La création d'un syndicat unique était considérée par le gouvernement comme une solution pour sortir l'île du statu quo. Les tentatives de régler localement le problème avaient échoué, pour des raisons tant politiques que financières.

Pourtant, cela fait bientôt quarante ans que la Guadeloupe connaît sur de larges secteurs du territoire des coupures d'eau, parfois durant plusieurs jours. La situation est si critique que des rotations ont été instituées pour alimenter un quartier en coupant l'eau dans d'autres.

Lors de l'étape finale de l'adoption de ce texte présenté par Justine Benin (Guadeloupe), la députée apparentée MoDem a salué ses collègues parlementaires qui ont permis de relever le "défi de l'eau en qualité, en quantité, et en continuité". Elle a également remercié les élus locaux qui ont su comprendre que cette loi "n'est pas une loi de dépossession, mais une loi de justice et d'efficacité".

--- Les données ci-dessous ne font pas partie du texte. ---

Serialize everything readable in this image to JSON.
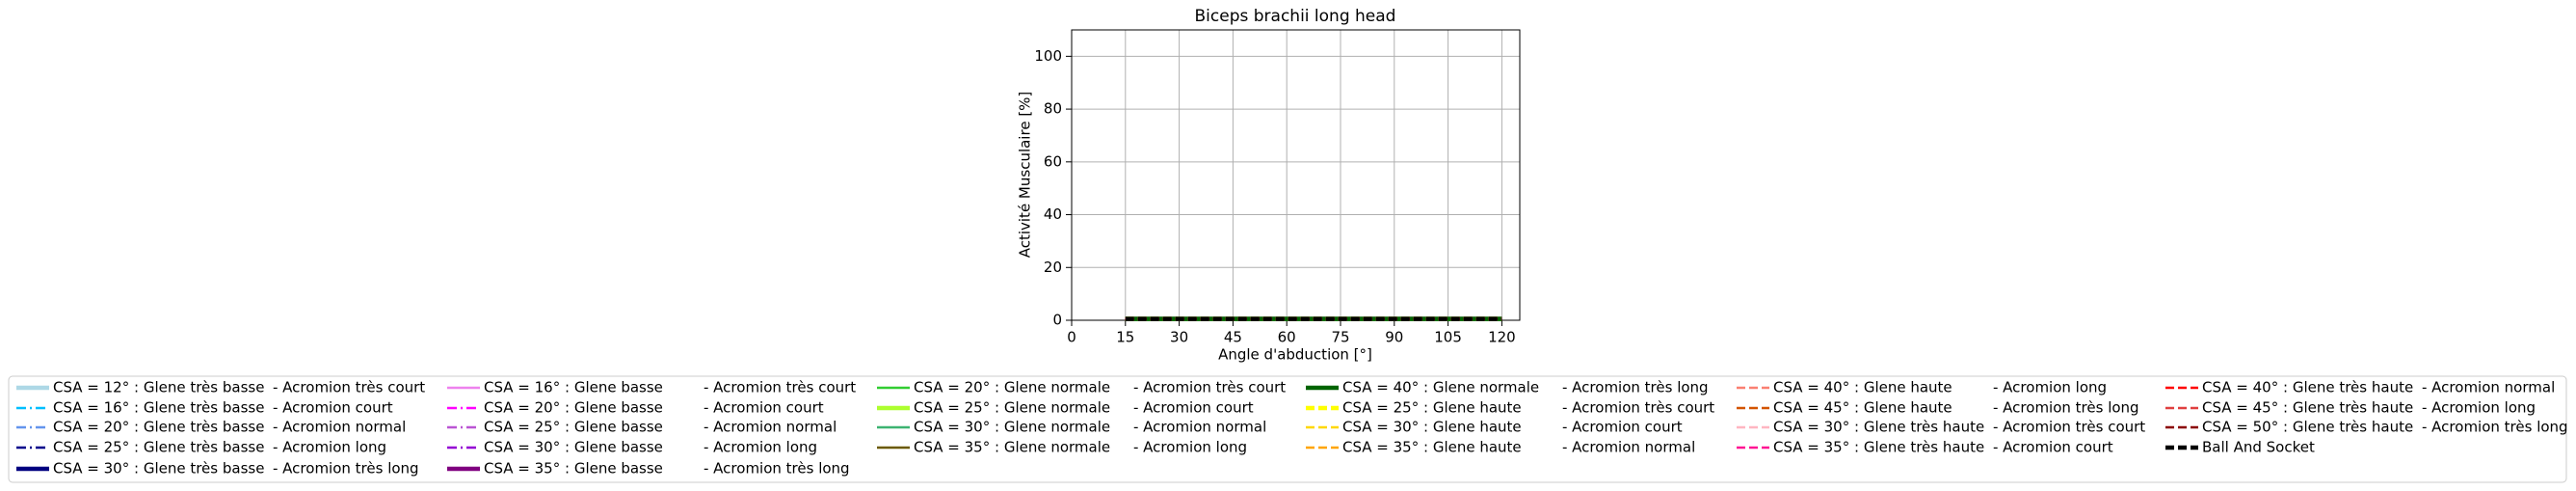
{
  "chart_data": {
    "type": "line",
    "title": "Biceps brachii long head",
    "xlabel": "Angle d'abduction [°]",
    "ylabel": "Activité Musculaire [%]",
    "x": [
      15,
      30,
      45,
      60,
      75,
      90,
      105,
      120
    ],
    "xlim": [
      0,
      125
    ],
    "xticks": [
      0,
      15,
      30,
      45,
      60,
      75,
      90,
      105,
      120
    ],
    "ylim": [
      0,
      110
    ],
    "yticks": [
      0,
      20,
      40,
      60,
      80,
      100
    ],
    "grid": true,
    "legend": "below",
    "series": [
      {
        "name": "CSA = 12° : Glene très basse",
        "suffix": "-  Acromion très court",
        "color": "#add8e6",
        "linestyle": "solid",
        "linewidth": "thick",
        "values": [
          0.5,
          0.5,
          0.5,
          0.5,
          0.5,
          0.5,
          0.5,
          0.5
        ]
      },
      {
        "name": "CSA = 16° : Glene très basse",
        "suffix": "-  Acromion court",
        "color": "#00bfff",
        "linestyle": "dashdot",
        "linewidth": "thin",
        "values": [
          0.5,
          0.5,
          0.5,
          0.5,
          0.5,
          0.5,
          0.5,
          0.5
        ]
      },
      {
        "name": "CSA = 20° : Glene très basse",
        "suffix": "-  Acromion normal",
        "color": "#6495ed",
        "linestyle": "dashdot",
        "linewidth": "thin",
        "values": [
          0.5,
          0.5,
          0.5,
          0.5,
          0.5,
          0.5,
          0.5,
          0.5
        ]
      },
      {
        "name": "CSA = 25° : Glene très basse",
        "suffix": "-  Acromion long",
        "color": "#00008b",
        "linestyle": "dashdot",
        "linewidth": "thin",
        "values": [
          0.5,
          0.5,
          0.5,
          0.5,
          0.5,
          0.5,
          0.5,
          0.5
        ]
      },
      {
        "name": "CSA = 30° : Glene très basse",
        "suffix": "-  Acromion très long",
        "color": "#000080",
        "linestyle": "solid",
        "linewidth": "thick",
        "values": [
          0.5,
          0.5,
          0.5,
          0.5,
          0.5,
          0.5,
          0.5,
          0.5
        ]
      },
      {
        "name": "CSA = 16° : Glene basse",
        "suffix": "-  Acromion très court",
        "color": "#ee82ee",
        "linestyle": "solid",
        "linewidth": "thin",
        "values": [
          0.5,
          0.5,
          0.5,
          0.5,
          0.5,
          0.5,
          0.5,
          0.5
        ]
      },
      {
        "name": "CSA = 20° : Glene basse",
        "suffix": "-  Acromion court",
        "color": "#ff00ff",
        "linestyle": "dashdot",
        "linewidth": "thin",
        "values": [
          0.5,
          0.5,
          0.5,
          0.5,
          0.5,
          0.5,
          0.5,
          0.5
        ]
      },
      {
        "name": "CSA = 25° : Glene basse",
        "suffix": "-  Acromion normal",
        "color": "#ba55d3",
        "linestyle": "dashdot",
        "linewidth": "thin",
        "values": [
          0.5,
          0.5,
          0.5,
          0.5,
          0.5,
          0.5,
          0.5,
          0.5
        ]
      },
      {
        "name": "CSA = 30° : Glene basse",
        "suffix": "-  Acromion long",
        "color": "#9400d3",
        "linestyle": "dashdot",
        "linewidth": "thin",
        "values": [
          0.5,
          0.5,
          0.5,
          0.5,
          0.5,
          0.5,
          0.5,
          0.5
        ]
      },
      {
        "name": "CSA = 35° : Glene basse",
        "suffix": "-  Acromion très long",
        "color": "#800080",
        "linestyle": "solid",
        "linewidth": "thick",
        "values": [
          0.5,
          0.5,
          0.5,
          0.5,
          0.5,
          0.5,
          0.5,
          0.5
        ]
      },
      {
        "name": "CSA = 20° : Glene normale",
        "suffix": "-  Acromion très court",
        "color": "#32cd32",
        "linestyle": "solid",
        "linewidth": "thin",
        "values": [
          0.5,
          0.5,
          0.5,
          0.5,
          0.5,
          0.5,
          0.5,
          0.5
        ]
      },
      {
        "name": "CSA = 25° : Glene normale",
        "suffix": "-  Acromion court",
        "color": "#adff2f",
        "linestyle": "solid",
        "linewidth": "thick",
        "values": [
          0.5,
          0.5,
          0.5,
          0.5,
          0.5,
          0.5,
          0.5,
          0.5
        ]
      },
      {
        "name": "CSA = 30° : Glene normale",
        "suffix": "-  Acromion normal",
        "color": "#3cb371",
        "linestyle": "solid",
        "linewidth": "thin",
        "values": [
          0.5,
          0.5,
          0.5,
          0.5,
          0.5,
          0.5,
          0.5,
          0.5
        ]
      },
      {
        "name": "CSA = 35° : Glene normale",
        "suffix": "-  Acromion long",
        "color": "#6b5a00",
        "linestyle": "solid",
        "linewidth": "thin",
        "values": [
          0.5,
          0.5,
          0.5,
          0.5,
          0.5,
          0.5,
          0.5,
          0.5
        ]
      },
      {
        "name": "CSA = 40° : Glene normale",
        "suffix": "-  Acromion très long",
        "color": "#006400",
        "linestyle": "solid",
        "linewidth": "thick",
        "values": [
          0.5,
          0.5,
          0.5,
          0.5,
          0.5,
          0.5,
          0.5,
          0.5
        ]
      },
      {
        "name": "CSA = 25° : Glene haute",
        "suffix": "-  Acromion très court",
        "color": "#ffff00",
        "linestyle": "dashed",
        "linewidth": "thick",
        "values": [
          0.5,
          0.5,
          0.5,
          0.5,
          0.5,
          0.5,
          0.5,
          0.5
        ]
      },
      {
        "name": "CSA = 30° : Glene haute",
        "suffix": "-  Acromion court",
        "color": "#ffd700",
        "linestyle": "dashed",
        "linewidth": "thin",
        "values": [
          0.5,
          0.5,
          0.5,
          0.5,
          0.5,
          0.5,
          0.5,
          0.5
        ]
      },
      {
        "name": "CSA = 35° : Glene haute",
        "suffix": "-  Acromion normal",
        "color": "#ffa500",
        "linestyle": "dashed",
        "linewidth": "thin",
        "values": [
          0.5,
          0.5,
          0.5,
          0.5,
          0.5,
          0.5,
          0.5,
          0.5
        ]
      },
      {
        "name": "CSA = 40° : Glene haute",
        "suffix": "-  Acromion long",
        "color": "#fa8072",
        "linestyle": "dashed",
        "linewidth": "thin",
        "values": [
          0.5,
          0.5,
          0.5,
          0.5,
          0.5,
          0.5,
          0.5,
          0.5
        ]
      },
      {
        "name": "CSA = 45° : Glene haute",
        "suffix": "-  Acromion très long",
        "color": "#d35400",
        "linestyle": "dashed",
        "linewidth": "thin",
        "values": [
          0.5,
          0.5,
          0.5,
          0.5,
          0.5,
          0.5,
          0.5,
          0.5
        ]
      },
      {
        "name": "CSA = 30° : Glene très haute",
        "suffix": "-  Acromion très court",
        "color": "#ffb6c1",
        "linestyle": "dashed",
        "linewidth": "thin",
        "values": [
          0.5,
          0.5,
          0.5,
          0.5,
          0.5,
          0.5,
          0.5,
          0.5
        ]
      },
      {
        "name": "CSA = 35° : Glene très haute",
        "suffix": "-  Acromion court",
        "color": "#ff1493",
        "linestyle": "dashed",
        "linewidth": "thin",
        "values": [
          0.5,
          0.5,
          0.5,
          0.5,
          0.5,
          0.5,
          0.5,
          0.5
        ]
      },
      {
        "name": "CSA = 40° : Glene très haute",
        "suffix": "-  Acromion normal",
        "color": "#ff0000",
        "linestyle": "dashed",
        "linewidth": "thin",
        "values": [
          0.5,
          0.5,
          0.5,
          0.5,
          0.5,
          0.5,
          0.5,
          0.5
        ]
      },
      {
        "name": "CSA = 45° : Glene très haute",
        "suffix": "-  Acromion long",
        "color": "#e04040",
        "linestyle": "dashed",
        "linewidth": "thin",
        "values": [
          0.5,
          0.5,
          0.5,
          0.5,
          0.5,
          0.5,
          0.5,
          0.5
        ]
      },
      {
        "name": "CSA = 50° : Glene très haute",
        "suffix": "-  Acromion très long",
        "color": "#8b0000",
        "linestyle": "dashed",
        "linewidth": "thin",
        "values": [
          0.5,
          0.5,
          0.5,
          0.5,
          0.5,
          0.5,
          0.5,
          0.5
        ]
      },
      {
        "name": "Ball And Socket",
        "color": "#000000",
        "linestyle": "dashed",
        "linewidth": "thick",
        "values": [
          0.5,
          0.5,
          0.5,
          0.5,
          0.5,
          0.5,
          0.5,
          0.5
        ]
      }
    ]
  }
}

Les députés comme les sénateurs s'étaient en effet émus, lors des débats, de cette intervention de l'Etat dans la gestion d'une ressource qui est partout ailleurs entièrement locale.

"Est-ce que cette problématique territoriale aurait vraiment dû se régler ici à Paris? Les Guadeloupéens doivent demeurer pleinement souverains quant à leur organisation politique interne", a ainsi déclaré le député corse Michel Castellani. 

- "De l'eau au robinet" -

Mais si ce sont les communautés d'agglomérations qui sont compétentes en matière d'eau, celles de Guadeloupe n'ont pas les moyens de subvenir au financement de tous les travaux, tout comme la régie principale, le Syndicat intercommunal d'alimentation en eau et assainissement de la Guadeloupe (Siaeag), l'ensemble des finances locales étant grevées par des masses salariales trop importantes et d'importants problèmes d'impayés.

"Avec ce texte, le Parlement a fait un premier pas important et nécessaire pour atteindre l'objectif qui nous anime tous: assurer le retour de l'eau au robinet de toutes les Guadeloupéennes et de tous les Guadeloupéens", a indiqué le ministre des Outre-mer Sébastien Lecornu, dans un discours lu jeudi dans l'hémicycle par Gérald Darmanin, ministre de l'Intérieur.

"65% de l'eau qui entre dans les réseaux est perdue à cause de la vétusté des installations. Cela n'est pas acceptable en France et résume le bien-fondé de ce texte, qui n'est plus à démontrer", a-t-il rappelé.

Le syndicat mixte unique créé par cette loi réunira les cinq établissements publics de coopération intercommunale (EPCI) existants ainsi que la Région et le Département dans le but de mutualiser la ressource en eau et la capacité d'investissement.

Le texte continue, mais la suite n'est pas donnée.